This article was published as a part of the Data Science Blogathon
Welcome to the second regression tutorial – level intermediate. If you haven’t read the tutorial AutoML using Pycaret with a Regression Use-Case, I strongly recommend you to read the first one to understand the basics of working in PyCaret:
In this article, we will use the pycaret.regression module to learn :
Normalization: normalizing and scaling the dataset.
Transformation: applying transformations that make the data linear and approximately normal.
Target Transformation: applying transformations to the target variable.
Combine Rare levels: combining rare levels in categorical features.
Bin numeric variables: binning numeric variables and transforming numeric features into categorical ones using the ‘sturges’ rule
Model Ensembling and Stacking: boosting model performance with multiple ensembling techniques like Bagging, Boosting, Voting, and Generalized Stacking.
Experiment Logging: logging experiments in PyCaret using MLFlow backend.
Python 3.6 or higher
PyCaret 2.0 or higher
Stable internet connection to load the data
Completion of AutoML using Pycaret: Regression – Beginner
Before we dive into the practical use of the techniques mentioned above, it is important to brush up on the topics briefly and when to use them. Mostly these techniques help with linear and parametric algorithms, however significant performance gains can also be seen on tree-based models. The descriptions included here are quite brief and I recommend you to read some other reference materials if this is not sufficient for you.
Often used interchangeably with Scaling or standardization, is used to transform the actual numeric values in such a way that provides helpful properties for machine learning. Algorithms like Linear Regression, Support Vector Machine, and K Nearest Neighbours assume that the features are centred around Zero and have variances that are in the same level of order. If some feature has a variance that is larger in order of magnitude than other features, the model might not understand all features correctly and could perform poorly.

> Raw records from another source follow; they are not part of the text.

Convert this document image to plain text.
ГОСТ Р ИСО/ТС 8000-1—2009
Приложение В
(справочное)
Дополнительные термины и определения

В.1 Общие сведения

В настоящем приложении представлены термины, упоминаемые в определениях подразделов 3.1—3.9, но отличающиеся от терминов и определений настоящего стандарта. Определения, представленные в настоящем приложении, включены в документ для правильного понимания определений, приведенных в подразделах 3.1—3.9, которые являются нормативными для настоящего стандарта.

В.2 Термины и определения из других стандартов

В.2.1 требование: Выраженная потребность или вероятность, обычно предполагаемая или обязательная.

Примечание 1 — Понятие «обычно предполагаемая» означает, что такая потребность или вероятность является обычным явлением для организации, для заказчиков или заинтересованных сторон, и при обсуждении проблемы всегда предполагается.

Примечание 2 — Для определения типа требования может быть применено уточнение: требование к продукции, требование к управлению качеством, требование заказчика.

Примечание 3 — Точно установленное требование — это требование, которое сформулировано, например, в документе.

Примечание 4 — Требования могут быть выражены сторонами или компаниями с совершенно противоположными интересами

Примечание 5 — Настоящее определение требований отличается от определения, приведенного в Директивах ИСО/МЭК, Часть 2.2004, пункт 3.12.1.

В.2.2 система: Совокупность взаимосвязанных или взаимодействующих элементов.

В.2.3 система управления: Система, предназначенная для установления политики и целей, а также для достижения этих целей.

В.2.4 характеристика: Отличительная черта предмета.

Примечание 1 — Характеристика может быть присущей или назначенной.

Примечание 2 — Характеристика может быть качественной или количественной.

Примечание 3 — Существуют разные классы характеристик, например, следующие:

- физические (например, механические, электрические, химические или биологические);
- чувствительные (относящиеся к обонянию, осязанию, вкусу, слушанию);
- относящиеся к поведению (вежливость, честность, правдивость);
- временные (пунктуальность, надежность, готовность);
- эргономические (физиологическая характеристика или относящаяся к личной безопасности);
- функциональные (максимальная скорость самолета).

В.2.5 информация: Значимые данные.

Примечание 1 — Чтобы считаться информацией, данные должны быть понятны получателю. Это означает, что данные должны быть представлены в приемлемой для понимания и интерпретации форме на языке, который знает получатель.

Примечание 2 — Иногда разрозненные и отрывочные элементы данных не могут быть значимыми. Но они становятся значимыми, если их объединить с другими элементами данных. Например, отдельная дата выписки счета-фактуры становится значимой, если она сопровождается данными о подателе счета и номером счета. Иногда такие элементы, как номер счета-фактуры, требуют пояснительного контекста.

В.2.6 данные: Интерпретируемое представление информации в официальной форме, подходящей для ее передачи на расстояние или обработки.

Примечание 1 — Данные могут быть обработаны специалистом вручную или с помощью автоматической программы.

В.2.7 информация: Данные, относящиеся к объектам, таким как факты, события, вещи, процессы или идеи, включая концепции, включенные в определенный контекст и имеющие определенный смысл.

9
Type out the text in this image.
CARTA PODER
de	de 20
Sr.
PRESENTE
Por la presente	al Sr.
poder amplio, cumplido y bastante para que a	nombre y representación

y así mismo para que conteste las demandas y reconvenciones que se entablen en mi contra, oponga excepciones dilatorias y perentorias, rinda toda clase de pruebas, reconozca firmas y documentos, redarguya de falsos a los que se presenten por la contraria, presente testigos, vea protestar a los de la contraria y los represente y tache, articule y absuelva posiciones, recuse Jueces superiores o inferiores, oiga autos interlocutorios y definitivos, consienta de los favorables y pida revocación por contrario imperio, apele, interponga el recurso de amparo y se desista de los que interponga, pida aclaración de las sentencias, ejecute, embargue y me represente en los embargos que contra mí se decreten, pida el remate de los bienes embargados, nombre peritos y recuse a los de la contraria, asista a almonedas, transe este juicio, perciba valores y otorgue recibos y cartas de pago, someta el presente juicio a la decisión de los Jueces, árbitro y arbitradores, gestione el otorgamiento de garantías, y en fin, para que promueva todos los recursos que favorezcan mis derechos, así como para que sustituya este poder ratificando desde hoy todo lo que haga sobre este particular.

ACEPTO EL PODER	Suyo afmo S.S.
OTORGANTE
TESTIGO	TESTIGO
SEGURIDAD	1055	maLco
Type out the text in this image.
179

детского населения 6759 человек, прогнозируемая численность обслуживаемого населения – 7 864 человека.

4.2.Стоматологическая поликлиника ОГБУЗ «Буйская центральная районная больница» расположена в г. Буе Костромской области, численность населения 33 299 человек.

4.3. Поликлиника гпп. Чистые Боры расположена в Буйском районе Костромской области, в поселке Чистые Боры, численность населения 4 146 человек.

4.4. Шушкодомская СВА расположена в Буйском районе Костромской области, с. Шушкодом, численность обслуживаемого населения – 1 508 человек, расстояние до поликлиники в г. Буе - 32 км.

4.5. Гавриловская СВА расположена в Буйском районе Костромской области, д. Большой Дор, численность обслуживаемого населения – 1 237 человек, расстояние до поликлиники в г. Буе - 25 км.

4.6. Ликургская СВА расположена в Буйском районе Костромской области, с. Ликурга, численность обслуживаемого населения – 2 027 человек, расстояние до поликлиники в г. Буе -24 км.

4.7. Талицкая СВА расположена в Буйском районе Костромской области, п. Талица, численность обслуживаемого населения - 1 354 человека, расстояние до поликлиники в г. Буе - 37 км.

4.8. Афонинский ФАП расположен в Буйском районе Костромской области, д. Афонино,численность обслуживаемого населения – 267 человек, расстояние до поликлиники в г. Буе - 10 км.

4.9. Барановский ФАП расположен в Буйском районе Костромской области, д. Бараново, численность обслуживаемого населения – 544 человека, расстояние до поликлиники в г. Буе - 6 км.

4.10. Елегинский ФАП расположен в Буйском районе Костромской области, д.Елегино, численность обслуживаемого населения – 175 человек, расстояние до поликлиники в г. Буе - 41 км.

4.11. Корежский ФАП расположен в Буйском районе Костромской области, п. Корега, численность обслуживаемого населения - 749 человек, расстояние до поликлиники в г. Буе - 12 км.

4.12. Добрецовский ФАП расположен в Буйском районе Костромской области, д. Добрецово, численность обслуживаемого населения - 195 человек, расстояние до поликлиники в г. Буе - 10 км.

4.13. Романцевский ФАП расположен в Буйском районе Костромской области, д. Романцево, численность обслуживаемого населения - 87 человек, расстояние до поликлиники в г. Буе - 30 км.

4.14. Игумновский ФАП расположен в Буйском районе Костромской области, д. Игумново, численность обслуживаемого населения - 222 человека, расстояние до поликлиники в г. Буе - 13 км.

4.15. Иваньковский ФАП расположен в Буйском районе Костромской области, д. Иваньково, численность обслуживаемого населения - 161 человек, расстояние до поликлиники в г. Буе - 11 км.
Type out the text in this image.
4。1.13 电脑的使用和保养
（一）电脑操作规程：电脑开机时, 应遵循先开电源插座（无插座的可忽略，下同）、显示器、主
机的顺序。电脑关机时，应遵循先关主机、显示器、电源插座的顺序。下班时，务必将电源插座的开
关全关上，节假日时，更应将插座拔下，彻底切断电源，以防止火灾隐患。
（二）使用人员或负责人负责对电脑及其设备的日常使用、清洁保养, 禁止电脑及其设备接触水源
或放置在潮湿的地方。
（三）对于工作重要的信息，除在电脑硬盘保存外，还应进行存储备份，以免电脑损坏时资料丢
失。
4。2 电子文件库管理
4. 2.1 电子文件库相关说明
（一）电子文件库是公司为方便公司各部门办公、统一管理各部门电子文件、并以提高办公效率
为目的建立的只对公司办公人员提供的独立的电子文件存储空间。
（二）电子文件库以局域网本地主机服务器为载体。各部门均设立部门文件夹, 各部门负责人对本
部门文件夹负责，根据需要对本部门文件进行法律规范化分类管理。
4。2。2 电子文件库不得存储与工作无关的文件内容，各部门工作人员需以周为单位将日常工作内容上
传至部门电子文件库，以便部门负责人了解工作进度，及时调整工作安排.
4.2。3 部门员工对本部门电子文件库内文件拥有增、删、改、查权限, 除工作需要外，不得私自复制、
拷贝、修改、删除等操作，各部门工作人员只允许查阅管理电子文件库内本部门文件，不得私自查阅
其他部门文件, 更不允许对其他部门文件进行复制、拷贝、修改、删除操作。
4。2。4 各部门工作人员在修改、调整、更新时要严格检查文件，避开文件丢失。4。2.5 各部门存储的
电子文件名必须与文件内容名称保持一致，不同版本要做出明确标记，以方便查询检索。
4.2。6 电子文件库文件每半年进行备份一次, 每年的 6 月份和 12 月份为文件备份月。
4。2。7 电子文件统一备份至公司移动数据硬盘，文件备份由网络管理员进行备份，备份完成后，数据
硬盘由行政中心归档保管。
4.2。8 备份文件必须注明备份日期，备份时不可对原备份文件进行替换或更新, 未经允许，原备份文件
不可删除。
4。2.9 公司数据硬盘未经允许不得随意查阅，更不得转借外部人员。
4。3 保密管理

Normalization scales the range of the data to remove the impact of magnitude in the variance, whereas transformation is a much more radical technique to change the shape of the distribution so that the transformed data can be represented by a normal or an approximately normal distribution. Generally one should transform the data if using algorithms that assume normality or Gaussian distribution. Some examples of these algorithms are Linear Regression, Lasso Regression, and Ridge Regression.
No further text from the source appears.